TBL1XR1 predicts isolated tumor cells and micrometastasis in patients with TNM stage I/II colorectal cancer.

BACKGROUND AND AIM

A considerable number of early-stage colorectal cancer (CRC) patients may develop cancer relapse or metastasis after curative surgery. Isolated tumor cells (ITC) and micrometastasis in lymph nodes (LNMM), which are undetectable by conventional pathological examination, may be one primary reason. Detection of ITC/LNMM is time-consuming and cost-ineffective; we aimed to find biomarkers in primary CRC tissues to help predicting ITC/LNMM status.

METHODS

We enrolled 137 node-negative patients with early-stage CRC in this study. Existence of ITC/LNMM was identified by immunohistological staining with cytokeratin 20 in resected lymph nodes. Expression of transducin (β)-like 1 X-linked receptor 1 (TBL1XR1) in primary CRC tissues was also investigated.

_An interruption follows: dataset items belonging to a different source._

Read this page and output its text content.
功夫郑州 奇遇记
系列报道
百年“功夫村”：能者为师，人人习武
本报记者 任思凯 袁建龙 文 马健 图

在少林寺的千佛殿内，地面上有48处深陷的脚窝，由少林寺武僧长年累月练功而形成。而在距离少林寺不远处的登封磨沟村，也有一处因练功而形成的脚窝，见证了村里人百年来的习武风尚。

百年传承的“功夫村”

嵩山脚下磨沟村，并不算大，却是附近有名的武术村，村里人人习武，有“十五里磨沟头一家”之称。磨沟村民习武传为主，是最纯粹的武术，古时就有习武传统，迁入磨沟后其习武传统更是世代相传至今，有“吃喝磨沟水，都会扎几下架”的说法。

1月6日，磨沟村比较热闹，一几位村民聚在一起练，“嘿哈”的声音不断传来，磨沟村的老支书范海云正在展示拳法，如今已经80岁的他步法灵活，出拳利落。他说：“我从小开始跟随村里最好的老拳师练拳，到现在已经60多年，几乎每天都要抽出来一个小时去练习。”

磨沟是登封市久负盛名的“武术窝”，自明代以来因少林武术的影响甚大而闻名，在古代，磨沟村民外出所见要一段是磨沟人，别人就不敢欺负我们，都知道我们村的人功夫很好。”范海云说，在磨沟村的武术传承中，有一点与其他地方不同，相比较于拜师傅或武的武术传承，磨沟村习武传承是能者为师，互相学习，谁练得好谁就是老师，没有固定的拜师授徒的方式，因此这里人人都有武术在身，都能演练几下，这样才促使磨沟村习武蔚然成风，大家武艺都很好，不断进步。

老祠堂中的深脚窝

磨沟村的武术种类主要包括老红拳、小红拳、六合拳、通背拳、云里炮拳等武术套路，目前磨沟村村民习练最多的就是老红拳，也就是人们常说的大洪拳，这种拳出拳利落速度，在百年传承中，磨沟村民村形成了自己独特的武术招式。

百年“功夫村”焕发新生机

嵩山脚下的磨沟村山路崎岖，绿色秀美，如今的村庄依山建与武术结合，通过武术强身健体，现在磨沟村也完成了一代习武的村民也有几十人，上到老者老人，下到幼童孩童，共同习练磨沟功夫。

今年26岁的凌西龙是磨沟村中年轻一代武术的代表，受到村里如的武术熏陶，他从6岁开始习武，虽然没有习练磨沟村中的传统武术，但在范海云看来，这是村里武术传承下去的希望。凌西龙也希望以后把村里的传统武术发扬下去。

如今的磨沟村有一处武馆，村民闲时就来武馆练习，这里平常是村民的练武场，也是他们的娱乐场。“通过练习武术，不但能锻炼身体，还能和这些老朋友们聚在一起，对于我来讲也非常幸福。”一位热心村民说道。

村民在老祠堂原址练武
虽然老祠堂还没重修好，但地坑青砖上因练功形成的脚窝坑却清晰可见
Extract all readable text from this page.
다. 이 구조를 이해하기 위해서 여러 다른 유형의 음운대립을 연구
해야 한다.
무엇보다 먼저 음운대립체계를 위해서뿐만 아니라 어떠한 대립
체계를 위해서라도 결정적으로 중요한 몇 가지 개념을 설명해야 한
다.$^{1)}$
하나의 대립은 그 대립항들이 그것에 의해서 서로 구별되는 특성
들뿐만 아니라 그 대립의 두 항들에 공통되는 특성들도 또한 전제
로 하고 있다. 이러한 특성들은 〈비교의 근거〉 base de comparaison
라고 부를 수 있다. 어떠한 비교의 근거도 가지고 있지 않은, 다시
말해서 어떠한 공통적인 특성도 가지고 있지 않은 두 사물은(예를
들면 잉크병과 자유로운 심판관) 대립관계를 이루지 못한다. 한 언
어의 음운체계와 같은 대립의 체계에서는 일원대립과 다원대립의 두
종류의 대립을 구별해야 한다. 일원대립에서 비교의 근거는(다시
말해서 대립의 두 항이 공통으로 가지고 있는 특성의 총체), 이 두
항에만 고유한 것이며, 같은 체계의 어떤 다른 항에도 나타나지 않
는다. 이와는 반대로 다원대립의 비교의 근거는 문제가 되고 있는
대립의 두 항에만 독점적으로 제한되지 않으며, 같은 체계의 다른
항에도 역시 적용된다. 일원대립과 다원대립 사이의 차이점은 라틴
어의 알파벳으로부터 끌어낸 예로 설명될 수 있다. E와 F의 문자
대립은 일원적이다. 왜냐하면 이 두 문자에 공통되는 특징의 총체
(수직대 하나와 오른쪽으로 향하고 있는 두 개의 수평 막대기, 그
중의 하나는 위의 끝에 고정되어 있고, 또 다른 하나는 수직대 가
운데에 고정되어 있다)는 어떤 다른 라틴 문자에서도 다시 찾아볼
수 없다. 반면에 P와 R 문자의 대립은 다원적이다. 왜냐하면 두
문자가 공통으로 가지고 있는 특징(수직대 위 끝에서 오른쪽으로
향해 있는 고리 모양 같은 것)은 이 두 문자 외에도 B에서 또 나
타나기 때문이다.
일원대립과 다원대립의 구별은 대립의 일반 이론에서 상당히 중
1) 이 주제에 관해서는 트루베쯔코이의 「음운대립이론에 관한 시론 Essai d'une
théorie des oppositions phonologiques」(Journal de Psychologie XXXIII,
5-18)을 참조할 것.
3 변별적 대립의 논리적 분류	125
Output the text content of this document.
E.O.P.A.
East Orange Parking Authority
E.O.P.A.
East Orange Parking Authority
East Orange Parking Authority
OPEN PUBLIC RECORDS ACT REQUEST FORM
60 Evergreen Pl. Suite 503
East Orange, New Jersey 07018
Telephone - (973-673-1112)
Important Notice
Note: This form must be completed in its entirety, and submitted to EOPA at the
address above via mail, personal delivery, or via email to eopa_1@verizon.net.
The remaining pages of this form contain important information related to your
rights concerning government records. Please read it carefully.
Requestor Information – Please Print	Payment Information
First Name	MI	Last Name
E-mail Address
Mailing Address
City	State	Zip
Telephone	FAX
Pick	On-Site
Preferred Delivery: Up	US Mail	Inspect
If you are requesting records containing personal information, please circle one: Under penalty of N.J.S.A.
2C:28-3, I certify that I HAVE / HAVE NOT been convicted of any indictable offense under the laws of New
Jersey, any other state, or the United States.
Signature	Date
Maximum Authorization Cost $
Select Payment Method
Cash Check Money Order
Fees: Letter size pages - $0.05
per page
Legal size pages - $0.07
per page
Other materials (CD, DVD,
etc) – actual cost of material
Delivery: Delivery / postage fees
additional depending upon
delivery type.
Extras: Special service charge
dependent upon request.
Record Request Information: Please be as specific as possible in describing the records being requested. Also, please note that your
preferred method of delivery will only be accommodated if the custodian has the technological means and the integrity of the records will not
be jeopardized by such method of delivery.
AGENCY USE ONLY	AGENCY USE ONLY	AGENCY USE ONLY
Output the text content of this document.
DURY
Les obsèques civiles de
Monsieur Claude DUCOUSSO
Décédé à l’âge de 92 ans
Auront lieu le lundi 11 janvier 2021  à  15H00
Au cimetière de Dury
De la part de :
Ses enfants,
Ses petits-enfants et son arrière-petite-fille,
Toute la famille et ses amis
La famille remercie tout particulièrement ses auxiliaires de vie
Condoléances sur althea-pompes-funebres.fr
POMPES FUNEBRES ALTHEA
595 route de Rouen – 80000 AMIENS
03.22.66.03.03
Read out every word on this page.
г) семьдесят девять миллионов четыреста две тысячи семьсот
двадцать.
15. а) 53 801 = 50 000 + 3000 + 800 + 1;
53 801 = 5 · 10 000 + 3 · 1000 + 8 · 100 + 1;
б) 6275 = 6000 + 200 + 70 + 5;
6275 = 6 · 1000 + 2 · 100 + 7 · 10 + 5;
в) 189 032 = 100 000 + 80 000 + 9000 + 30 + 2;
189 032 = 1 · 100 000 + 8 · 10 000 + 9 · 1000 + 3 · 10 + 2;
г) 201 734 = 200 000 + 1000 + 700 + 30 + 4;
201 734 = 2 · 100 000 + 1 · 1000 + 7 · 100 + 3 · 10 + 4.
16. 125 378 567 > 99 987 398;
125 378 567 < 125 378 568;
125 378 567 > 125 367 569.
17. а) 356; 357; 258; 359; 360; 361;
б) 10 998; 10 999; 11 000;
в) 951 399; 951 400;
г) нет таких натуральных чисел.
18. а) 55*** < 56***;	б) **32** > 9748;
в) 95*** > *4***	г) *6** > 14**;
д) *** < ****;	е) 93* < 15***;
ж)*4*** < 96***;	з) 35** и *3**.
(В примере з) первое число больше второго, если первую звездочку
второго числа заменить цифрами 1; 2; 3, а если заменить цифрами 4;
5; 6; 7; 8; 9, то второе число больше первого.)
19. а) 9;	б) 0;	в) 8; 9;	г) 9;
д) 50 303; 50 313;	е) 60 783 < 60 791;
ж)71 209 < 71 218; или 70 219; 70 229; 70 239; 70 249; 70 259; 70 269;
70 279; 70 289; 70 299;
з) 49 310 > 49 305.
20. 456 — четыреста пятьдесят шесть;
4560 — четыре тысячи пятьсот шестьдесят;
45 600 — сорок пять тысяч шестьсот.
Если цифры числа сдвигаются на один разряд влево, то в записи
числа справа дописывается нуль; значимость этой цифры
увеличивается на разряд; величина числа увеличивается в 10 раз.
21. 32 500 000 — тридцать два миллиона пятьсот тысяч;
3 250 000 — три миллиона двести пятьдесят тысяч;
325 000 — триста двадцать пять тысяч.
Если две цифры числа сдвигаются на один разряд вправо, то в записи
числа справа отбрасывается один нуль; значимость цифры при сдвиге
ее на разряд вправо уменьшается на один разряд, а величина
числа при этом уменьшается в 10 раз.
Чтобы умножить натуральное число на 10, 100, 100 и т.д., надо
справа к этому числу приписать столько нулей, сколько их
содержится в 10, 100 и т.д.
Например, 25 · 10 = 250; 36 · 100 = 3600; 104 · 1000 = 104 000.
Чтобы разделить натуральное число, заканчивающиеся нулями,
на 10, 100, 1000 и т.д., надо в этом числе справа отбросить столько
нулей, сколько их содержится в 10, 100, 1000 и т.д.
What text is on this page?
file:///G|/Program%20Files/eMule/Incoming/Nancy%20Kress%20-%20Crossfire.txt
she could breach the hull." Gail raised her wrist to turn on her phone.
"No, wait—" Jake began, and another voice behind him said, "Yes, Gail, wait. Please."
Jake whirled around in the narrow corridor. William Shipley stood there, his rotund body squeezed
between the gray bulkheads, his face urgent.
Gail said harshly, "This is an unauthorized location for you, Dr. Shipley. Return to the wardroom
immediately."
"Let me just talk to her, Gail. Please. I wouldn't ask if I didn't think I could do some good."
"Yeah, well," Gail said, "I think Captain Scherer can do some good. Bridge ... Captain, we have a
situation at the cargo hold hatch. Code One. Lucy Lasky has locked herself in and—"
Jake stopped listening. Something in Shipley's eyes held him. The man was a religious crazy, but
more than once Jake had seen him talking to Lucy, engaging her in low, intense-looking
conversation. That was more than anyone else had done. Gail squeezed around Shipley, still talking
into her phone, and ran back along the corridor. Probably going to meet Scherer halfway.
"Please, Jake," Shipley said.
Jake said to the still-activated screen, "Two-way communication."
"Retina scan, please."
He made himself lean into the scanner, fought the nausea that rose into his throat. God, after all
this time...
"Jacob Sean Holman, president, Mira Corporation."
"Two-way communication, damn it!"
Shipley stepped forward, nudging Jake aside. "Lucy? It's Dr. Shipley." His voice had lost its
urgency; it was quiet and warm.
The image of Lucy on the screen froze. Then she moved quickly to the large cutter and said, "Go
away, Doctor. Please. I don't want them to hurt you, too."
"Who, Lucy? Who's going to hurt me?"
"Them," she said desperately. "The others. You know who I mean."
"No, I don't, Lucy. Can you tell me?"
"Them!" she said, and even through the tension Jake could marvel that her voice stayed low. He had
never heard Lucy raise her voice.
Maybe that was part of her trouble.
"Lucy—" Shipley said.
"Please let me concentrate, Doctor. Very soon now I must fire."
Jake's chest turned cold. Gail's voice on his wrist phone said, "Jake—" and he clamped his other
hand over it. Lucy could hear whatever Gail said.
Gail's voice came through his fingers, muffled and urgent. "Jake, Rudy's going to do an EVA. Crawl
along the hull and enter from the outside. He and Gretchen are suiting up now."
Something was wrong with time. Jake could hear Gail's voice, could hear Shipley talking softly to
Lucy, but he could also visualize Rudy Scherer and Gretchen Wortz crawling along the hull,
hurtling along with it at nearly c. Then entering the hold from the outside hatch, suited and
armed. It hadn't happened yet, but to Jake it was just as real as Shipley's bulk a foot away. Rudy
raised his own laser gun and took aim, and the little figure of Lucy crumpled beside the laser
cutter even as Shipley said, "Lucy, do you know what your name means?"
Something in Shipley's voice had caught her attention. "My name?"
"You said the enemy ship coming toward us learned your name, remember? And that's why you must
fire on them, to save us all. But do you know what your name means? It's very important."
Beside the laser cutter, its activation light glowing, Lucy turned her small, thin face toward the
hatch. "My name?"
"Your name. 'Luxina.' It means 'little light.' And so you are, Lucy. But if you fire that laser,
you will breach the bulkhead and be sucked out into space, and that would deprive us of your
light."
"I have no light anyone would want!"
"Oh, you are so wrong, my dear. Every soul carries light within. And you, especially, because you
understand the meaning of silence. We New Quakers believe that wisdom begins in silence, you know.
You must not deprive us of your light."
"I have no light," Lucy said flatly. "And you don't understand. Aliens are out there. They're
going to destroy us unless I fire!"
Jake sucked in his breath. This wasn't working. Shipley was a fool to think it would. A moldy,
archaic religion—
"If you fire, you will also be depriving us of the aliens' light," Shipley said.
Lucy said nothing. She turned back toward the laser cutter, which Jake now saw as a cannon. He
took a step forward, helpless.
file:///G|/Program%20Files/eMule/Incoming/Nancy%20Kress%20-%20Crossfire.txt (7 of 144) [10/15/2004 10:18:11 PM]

Chi-squared test was performed to reveal the correlations between ITC/LNMM and clinicopathological characteristics. Univariate and multivariate analyses were used to determine independent prognostic factors. Knockdown experiment together with proliferation and invasion assays were carried out to explore molecular mechanisms between TBL1XR1 and ITC/LNMM.

RESULTS

About 29.2% (40/137) patients were identified as ITC/LNMM positive, and most of them (32/40 cases, 80%) showed high TBL1XR1 expression in primary CRC tissues. Both ITC/LNMM and TBL1XR1 expression were independent prognostic factors for disease relapse or metastasis. In vitro experiments demonstrated that TBL1XR1 can regulate the expression of vascular endothelial growth factor C and epithelial-mesenchymal transition proteins, thus mediate the process of lymph node metastasis.

CONCLUSIONS

Identification of ITC/LNMM is significant in evaluating clinical outcome and guiding adjuvant chemotherapy for early-stage CRC patients. TBL1XR1 overexpression in CRC tissues can serve as an efficient biomarker to predict the status of ITC/LNMM.